Mayor of Havana
- In office June 19, 1898 – January 1, 1899
- Preceded by: Miguel Diaz
- Succeeded by: Perfecto Lacoste
- Constituency: Captaincy General of Cuba

Personal details
- Born: Pedro Esteban y González-Larrinaga 1850 Havana, Captaincy General of Cuba, Spanish Empire
- Died: Unknown

= Pedro Esteban González-Larrinaga =

Former mayor of Havana

Pedro Esteban y González-Larrinaga, also known as Marquis de Esteban, was the last Spanish Mayor of Havana elected under Spanish rule.

==Early history==
Pedro Esteban y González-Larrinaga was born in Havana, Spanish Cuba in 1850. His relatives were one of the old wealthy Spanish families in Cuba. He was bestowed the non-royal title of Marquis de Esteban, which translates as Marquis of Esteban based on his father's surname. His maternal grandfather was Don Ignacio González-Larrinaga y Benítez, an honorary intendant of the Navy.

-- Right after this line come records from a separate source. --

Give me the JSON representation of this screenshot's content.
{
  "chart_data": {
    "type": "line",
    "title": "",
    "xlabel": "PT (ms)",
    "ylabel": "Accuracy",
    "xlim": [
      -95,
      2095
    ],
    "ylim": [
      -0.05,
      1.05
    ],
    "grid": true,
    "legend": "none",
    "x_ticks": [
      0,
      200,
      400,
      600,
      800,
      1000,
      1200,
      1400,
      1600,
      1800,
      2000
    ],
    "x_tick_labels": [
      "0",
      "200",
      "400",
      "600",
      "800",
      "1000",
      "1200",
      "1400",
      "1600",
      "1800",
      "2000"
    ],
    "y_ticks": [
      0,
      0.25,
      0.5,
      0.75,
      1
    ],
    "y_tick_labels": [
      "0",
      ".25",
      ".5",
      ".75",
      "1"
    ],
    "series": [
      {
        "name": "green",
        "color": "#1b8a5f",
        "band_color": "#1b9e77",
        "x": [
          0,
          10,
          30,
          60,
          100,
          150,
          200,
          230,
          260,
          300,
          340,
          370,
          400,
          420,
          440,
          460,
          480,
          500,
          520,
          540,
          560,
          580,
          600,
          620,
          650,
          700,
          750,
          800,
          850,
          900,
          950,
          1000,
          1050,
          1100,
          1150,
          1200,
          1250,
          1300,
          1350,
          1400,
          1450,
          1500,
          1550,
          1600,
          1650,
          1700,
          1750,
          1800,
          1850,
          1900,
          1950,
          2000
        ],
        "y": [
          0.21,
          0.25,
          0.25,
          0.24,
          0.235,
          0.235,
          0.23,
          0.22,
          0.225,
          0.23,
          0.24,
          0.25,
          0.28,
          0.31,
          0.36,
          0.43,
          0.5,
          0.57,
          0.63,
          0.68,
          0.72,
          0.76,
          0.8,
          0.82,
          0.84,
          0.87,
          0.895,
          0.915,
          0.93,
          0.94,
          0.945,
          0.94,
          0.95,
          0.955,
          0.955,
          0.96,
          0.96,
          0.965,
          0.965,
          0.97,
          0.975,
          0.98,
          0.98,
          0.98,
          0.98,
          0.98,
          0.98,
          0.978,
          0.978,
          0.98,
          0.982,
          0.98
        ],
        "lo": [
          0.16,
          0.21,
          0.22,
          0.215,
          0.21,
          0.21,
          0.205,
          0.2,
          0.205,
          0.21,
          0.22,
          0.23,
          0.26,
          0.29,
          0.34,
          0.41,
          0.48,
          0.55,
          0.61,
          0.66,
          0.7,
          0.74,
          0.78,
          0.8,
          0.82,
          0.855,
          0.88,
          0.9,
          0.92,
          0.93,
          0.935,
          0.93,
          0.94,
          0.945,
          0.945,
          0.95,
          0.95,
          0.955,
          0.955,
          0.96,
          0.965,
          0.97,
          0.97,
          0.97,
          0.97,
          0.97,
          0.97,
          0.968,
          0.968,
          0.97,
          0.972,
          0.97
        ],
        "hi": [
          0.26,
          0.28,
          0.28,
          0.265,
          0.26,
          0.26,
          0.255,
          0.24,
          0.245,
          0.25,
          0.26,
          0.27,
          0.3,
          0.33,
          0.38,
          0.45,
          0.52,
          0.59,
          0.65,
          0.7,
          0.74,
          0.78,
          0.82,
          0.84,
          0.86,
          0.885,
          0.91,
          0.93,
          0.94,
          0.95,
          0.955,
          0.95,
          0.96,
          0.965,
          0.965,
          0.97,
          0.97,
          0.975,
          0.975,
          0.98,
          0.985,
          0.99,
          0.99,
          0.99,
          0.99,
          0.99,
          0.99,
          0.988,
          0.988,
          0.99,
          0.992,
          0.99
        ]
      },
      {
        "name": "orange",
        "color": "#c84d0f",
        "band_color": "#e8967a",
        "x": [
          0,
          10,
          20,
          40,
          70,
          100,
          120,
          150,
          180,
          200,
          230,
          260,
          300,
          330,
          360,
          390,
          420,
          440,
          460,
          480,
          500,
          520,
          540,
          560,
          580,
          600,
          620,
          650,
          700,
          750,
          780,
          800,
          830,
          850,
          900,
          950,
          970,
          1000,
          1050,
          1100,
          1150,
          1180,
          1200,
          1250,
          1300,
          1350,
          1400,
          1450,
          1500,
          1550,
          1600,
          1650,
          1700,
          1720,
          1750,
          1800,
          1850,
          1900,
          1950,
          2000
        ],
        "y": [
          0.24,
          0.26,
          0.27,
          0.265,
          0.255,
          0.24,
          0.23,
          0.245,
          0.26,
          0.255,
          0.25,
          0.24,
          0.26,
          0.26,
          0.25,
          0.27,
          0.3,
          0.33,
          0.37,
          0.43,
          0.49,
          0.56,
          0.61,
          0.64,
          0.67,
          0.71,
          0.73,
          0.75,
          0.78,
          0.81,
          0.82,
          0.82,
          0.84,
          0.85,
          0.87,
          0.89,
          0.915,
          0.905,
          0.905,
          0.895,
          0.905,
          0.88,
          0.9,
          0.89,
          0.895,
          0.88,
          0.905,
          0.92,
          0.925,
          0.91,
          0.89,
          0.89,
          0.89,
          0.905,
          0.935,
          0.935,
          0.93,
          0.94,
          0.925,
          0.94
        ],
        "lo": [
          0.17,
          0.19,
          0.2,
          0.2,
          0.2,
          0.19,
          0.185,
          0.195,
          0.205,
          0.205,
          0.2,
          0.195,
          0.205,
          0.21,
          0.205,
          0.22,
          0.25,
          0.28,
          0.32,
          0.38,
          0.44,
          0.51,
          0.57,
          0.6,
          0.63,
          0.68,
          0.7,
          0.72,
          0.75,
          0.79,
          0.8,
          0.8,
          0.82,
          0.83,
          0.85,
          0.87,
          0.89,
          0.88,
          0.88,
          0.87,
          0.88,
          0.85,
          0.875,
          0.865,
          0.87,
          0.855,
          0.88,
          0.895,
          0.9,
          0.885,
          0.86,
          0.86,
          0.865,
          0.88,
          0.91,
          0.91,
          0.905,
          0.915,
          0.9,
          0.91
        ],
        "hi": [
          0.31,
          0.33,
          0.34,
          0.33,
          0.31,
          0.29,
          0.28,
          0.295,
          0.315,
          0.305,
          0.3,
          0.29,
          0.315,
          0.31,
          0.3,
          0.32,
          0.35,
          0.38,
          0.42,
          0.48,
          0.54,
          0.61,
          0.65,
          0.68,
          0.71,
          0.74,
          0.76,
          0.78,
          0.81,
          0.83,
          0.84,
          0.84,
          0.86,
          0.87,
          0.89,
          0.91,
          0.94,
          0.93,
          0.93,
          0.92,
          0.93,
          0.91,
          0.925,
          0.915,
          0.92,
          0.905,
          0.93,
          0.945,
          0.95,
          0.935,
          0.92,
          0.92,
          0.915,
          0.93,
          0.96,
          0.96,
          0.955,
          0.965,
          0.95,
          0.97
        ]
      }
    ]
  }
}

On December 17, 1879, he graduated from the Universidad de la Habana and received his Bachelor of Laws.

By the 1890s, he was a large property owner.

==Politics==
Pedro Esteban, who succeeded a conservative mayor, was appointed by Captain General Ramón Blanco rather than being chosen by popular vote. He was a member of the Autonomist Junta in Havana. Despite the papal title, he had no qualifications or experience in politics.

Marquis of Esteban took up his post on June 19, 1898, serving as the Mayor and president of the City Council of Havana.

In December 1898, he witnessed the ashes of Christopher Columbus being transferred from the Havana Cathedral to the Spanish cruiser Conde del Venadito.

At the time of the Spanish evacuation, the civil government surrendered. He held the position of municipal mayor of Havana until January 1899 when American military authorities appointed Cuban Perfecto Lacoste.